Mixture of Experts (MoEs) in Transformers
read at source ↗ huggingface.co
Mixture of Experts (MoEs) in Transformers
Source: HuggingFace Date: 2026-02-26 URL: https://huggingface.co/blog/moe-transformers
Summary
Library update: Transformers v5 introduces major MoE-specific engineering — a WeightConverter abstraction for dynamic checkpoint loading (66s → 10s for Qwen 110B on a single A100, a 6.6x speedup), a pluggable expert backend system with three execution modes (eager/batched_mm/grouped_mm), expert parallelism via DistributedConfig, and MoE training optimizations with Unsloth (12x faster, 35%+ VRAM reduction, 6x longer context). Key illustration: a 21B-parameter MoE model with 4 active experts achieves ~115 tok/s on M3 Ultra Mac — equivalent to serving 3.6B-dense compute with 21B capacity.
Implications
Transformers library trajectory. MoE models being first-class citizens in Transformers v5 — not hacked in as custom implementations — is a prerequisite for the ecosystem to properly adopt MoE architectures as they proliferate. The 6.6x weight loading speedup for 110B models is immediately practical: loading a DeepSeek-V3-class model for inference no longer requires a 66-second wait.

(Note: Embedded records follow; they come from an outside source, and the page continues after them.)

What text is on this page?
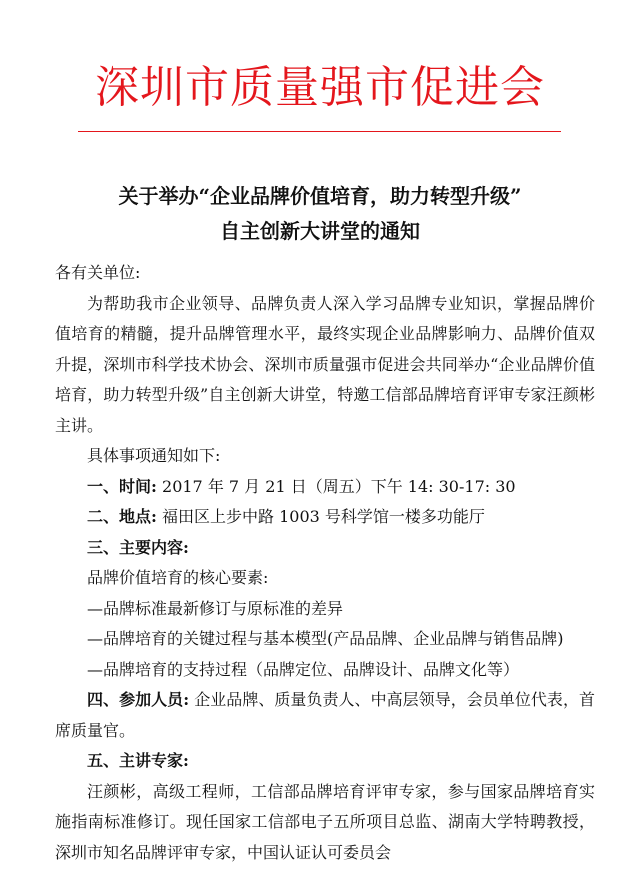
深圳市质量强市促进会
关于举办“企业品牌价值培育，助力转型升级”
自主创新大讲堂的通知

各有关单位:

为帮助我市企业领导、品牌负责人深入学习品牌专业知识，掌握品牌价值培育的精髓，提升品牌管理水平，最终实现企业品牌影响力、品牌价值双升提，深圳市科学技术协会、深圳市质量强市促进会共同举办“企业品牌价值培育，助力转型升级”自主创新大讲堂，特邀工信部品牌培育评审专家汪颜彬主讲。

具体事项通知如下:

一、时间: 2017 年 7 月 21 日（周五）下午 14: 30-17: 30

二、地点: 福田区上步中路 1003 号科学馆一楼多功能厅

三、主要内容:

品牌价值培育的核心要素:

—品牌标准最新修订与原标准的差异

—品牌培育的关键过程与基本模型(产品品牌、企业品牌与销售品牌)

—品牌培育的支持过程（品牌定位、品牌设计、品牌文化等）

四、参加人员: 企业品牌、质量负责人、中高层领导，会员单位代表，首席质量官。

五、主讲专家:

汪颜彬，高级工程师，工信部品牌培育评审专家，参与国家品牌培育实施指南标准修订。现任国家工信部电子五所项目总监、湖南大学特聘教授，深圳市知名品牌评审专家，中国认证认可委员会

Open-weights ecosystem health. Expert parallelism support in Transformers with a single enable_expert_parallel=True flag democratizes MoE serving beyond teams that can write custom distributed inference code. If this works reliably across the major MoE releases (DeepSeek, Qwen MoE, Mixtral), it significantly lowers the operational complexity of running large sparse models.